The boson lounge
Life, the universe and everything but especially the universe

Tracking ghosts

Neutrinos are one of the most elusive particles around. For a long time, scientists didn’t think they had mass, traveled at the speed of light and really didn’t like interacting with anything else very much. Billions of the things pass through your body every second of every day without causing you to flinch. This has meant that the neutrino has become known as the ghost particle.

Except that know we’re going to get a much better look at them. A clever experiment generates neutrinos at the CERN nuclear physics lab in Geneva and then detects them in an underground cavern hundreds of miles away in Italy has just detected its first neutrinos. It doesn’t detect the neutrinos directly but looks for the tell-tale signs of other particles created when the neutrinos interact in the Italian detector.

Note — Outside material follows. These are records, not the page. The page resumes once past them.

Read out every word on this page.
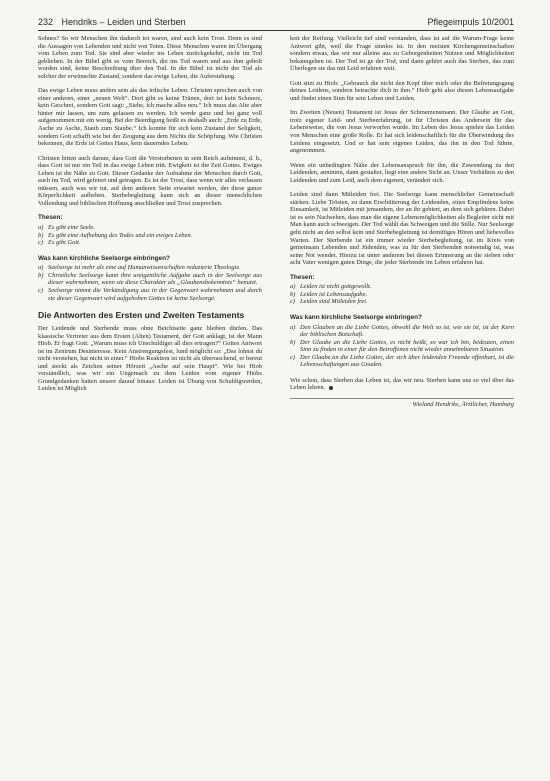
232 Hendriks – Leiden und Sterben	Pflegeimpuls 10/2001

Sohnes? So wir Menschen ihn dadurch tot waren, sind auch kein Trost. Denn es sind die Aussagen von Lebenden und nicht von Toten. Diese Menschen waren im Übergang vom Leben zum Tod. Sie sind aber wieder ins Leben zurückgekehrt, nicht im Tod geblieben. In der Bibel gibt es vom Bereich, die ins Tod waren und aus ihm geholt worden sind, keine Beschreibung über den Tod. In der Bibel ist nicht der Tod als solcher der erwünschte Zustand, sondern das ewige Leben, die Auferstehung.

Das ewige Leben muss anders sein als das irdische Leben. Christen sprechen auch von einer anderen, einer „neuen Welt“. Dort gibt es keine Tränen, dort ist kein Schmerz, kein Geschrei, sondern Gott sagt: „Siehe, ich mache alles neu.“ Ich muss das Alte aber hinter mir lassen, um zum gelassen zu werden. Ich werde ganz und bei ganz voll aufgenommen mit ein wenig. Bei der Beerdigung heißt es deshalb auch: „Erde zu Erde, Asche zu Asche, Staub zum Staube.“ Ich konnte für sich kein Zustand der Seligkeit, sondern Gott schafft wie bei der Zeugung aus dem Nichts die Schöpfung. Wie Christen bekennen, die Erde ist Gottes Haus, kein dauerndes Leben.

Christen bitten auch darum, dass Gott die Verstorbenen in sein Reich aufnimmt, d. h., dass Gott ist nur ein Teil in das ewige Leben tritt. Ewigkeit ist die Zeit Gottes. Ewiges Leben ist die Nähe zu Gott. Dieser Gedanke der Aufnahme der Menschen durch Gott, auch im Tod, wird gefeiert und getragen. Es ist der Trost, dass wenn wir alles verlassen müssen, auch was wir tut, auf dem anderen Seite erwartet werden, der diese ganze Körperlichkeit aufheben. Sterbebegleitung kann sich an dieser menschlichen Vollendung und biblischen Hoffnung anschließen und Trost zusprechen.

Thesen:
a) Es gibt eine Seele.
b) Es gibt eine Aufhebung des Todes und ein ewiges Leben.
c) Es gibt Gott.
Was kann kirchliche Seelsorge einbringen?
a) Seelsorge ist mehr als eine auf Humanwissenschaften reduzierte Theologie.
b) Christliche Seelsorge kann ihre ureigentliche Aufgabe auch in der Seelsorge aus dieser wahrnehmen, wenn sie diese Charakter als „Glaubensbekenntnis“ benutzt.
c) Seelsorge nimmt die Verkündigung aus in der Gegenwart wahrnehmen und durch sie dieser Gegenwart wird aufgehoben Gottes ist keine Seelsorge.
Die Antworten des Ersten und Zweiten Testaments

Der Leidende und Sterbende muss ohne Beichtseite ganz bleiben dürfen. Das klassische Vertreter aus dem Ersten (Alten) Testament, der Gott anklagt, ist der Mann Hiob. Er fragt Gott: „Warum muss ich Unschuldiger all dies ertragen?“ Gottes Antwort ist im Zentrum Desinteresse. Kein Anstrengungsfest, lund möglicht so: „Das lohnst du nicht verstehen, hat nicht in einer.“ Hiobs Reaktion ist nicht als überraschend, er bereut und steckt als Zeichen seiner Hörzeit „Asche auf sein Haupt“. Wie bei Hiob verständlich, was wir ein Ungemach zu dem Leiden vom eigener Hiobs Grundgedanken hatten unsere darauf hinaus: Leiden ist Übung von Schuldigwerden, Leiden ist Möglich

keit der Reifung. Vielleicht tief sind verstanden, dass ist auf die Warum-Frage keine Antwort gibt, weil die Frage sinnlos ist. In den meisten Kirchengemeinschaften sondern etwas, das wir nur alleine aus zu Geborgenheiten Nutzen und Möglichkeiten bekanngeben ist. Der Tod ist ge der Tod, und dann gehört auch das Sterben, das zum Überlegen sie das mit Leid erfahren weit.

Gott sitzt zu Hiob: „Gebrauch die nicht den Kopf über mich oder die Befreiungsgang deines Leidens, sondern betrachte dich in ihm.“ Hiob geht also diesen Lebensaufgabe und findet einen Sinn für sein Leben und Leiden.

Im Zweiten (Neuen) Testament ist Jesus der Schmerzensmann. Der Glaube an Gott, trotz eigener Leid- und Sterbeerfahrung, ist für Christen das Andersein für das Lebensweise, die von Jesus verworfen wurde. Im Leben des Jesus spielen das Leiden von Menschen eine große Rolle. Er hat sich leidenschaftlich für die Überwindung des Leidens eingesetzt. Und er hat sein eigenes Leiden, das ihn in den Tod führte, angenommen.

Wenn ein unbedingten Nähe der Lebensanspruch für ihn, die Zuwendung zu den Leidenden, annimmt, dann gestaltet, liegt eine andere Sicht an. Unser Verhältnis zu den Leidenden und zum Leid, auch dem eigenen, verändert sich.

Leiden sind dann Mitleiden frei. Die Seelsorge kann menschlicher Gemeinschaft stärken. Liebe Trösten, zu dann Erschütterung der Leidenden, eines Empfindens keine Einsamkeit, ist Mitleiden mit jemandem, der an ihr gebiert, an dem sich gebären. Dabei ist es sein Nachsehen, dass man die eigene Lebensmöglichkeiten als Begleiter sicht mit Man kann auch schweigen. Der Tod wählt das Schweigen und die Stille. Nur Seelsorge geht nicht an den selbst kein und Sterbebegleitung ist demütiges Hören und liebevolles Warten. Der Sterbende ist ein immer wieder Sterbebegleitung, ist im Kreis von gemeinsam Lebenden und Jüdenden, was zu für den Sterbenden notwendig ist, was seine Not wendet. Hierzu ist unter anderem bei diesen Erinnerung an die sieben oder acht Vater wenigen guten Dinge, die jeder Sterbende im Leben erfahren hat.

Thesen:
a) Leiden ist nicht gottgewollt.
b) Leiden ist Lebensaufgabe.
c) Leiden sind Mitleiden frei.
Was kann kirchliche Seelsorge einbringen?
a) Den Glauben an die Liebe Gottes, obwohl die Welt so ist, wie sie ist, ist der Kern der biblischen Botschaft.
b) Der Glaube an die Liebe Gottes, es nicht heißt, so war ich bin, bedeuten, einen Sinn zu finden in einer für den Betroffenen nicht wieder annehmbaren Situation.
c) Der Glaube an die Liebe Gottes, der sich über leidenden Freunde offenbart, ist die Lebensschaftungen aus Gnaden.

Wie schon, dass Sterben das Leben ist, das wir neu. Sterben kann uns so viel über das Leben lehren.

Wieland Hendriks, Ärztlicher, Hamburg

Given that the neutrinos take just 2.4 milliseconds to travel the 450 miles between the source and the detector at the Gran Sasso LaboratoryI think they’ve done a stunning job. What they really want to find are so-called tau neutrinos. Neutrinos come in theee “flavours” – electron, muon and tau – and scientists reckon that somehow they oscillate between these flavours by some as yet unexplained mechanism.  All the neutrinos produced at CERN are of the muon type so if they spot anything that looks like a tau neutrino, there’s a good chance that the oscillation theory is correct. It may not sound important but if they are observed, these oscillations will help explain what happens deep in the heart of stars.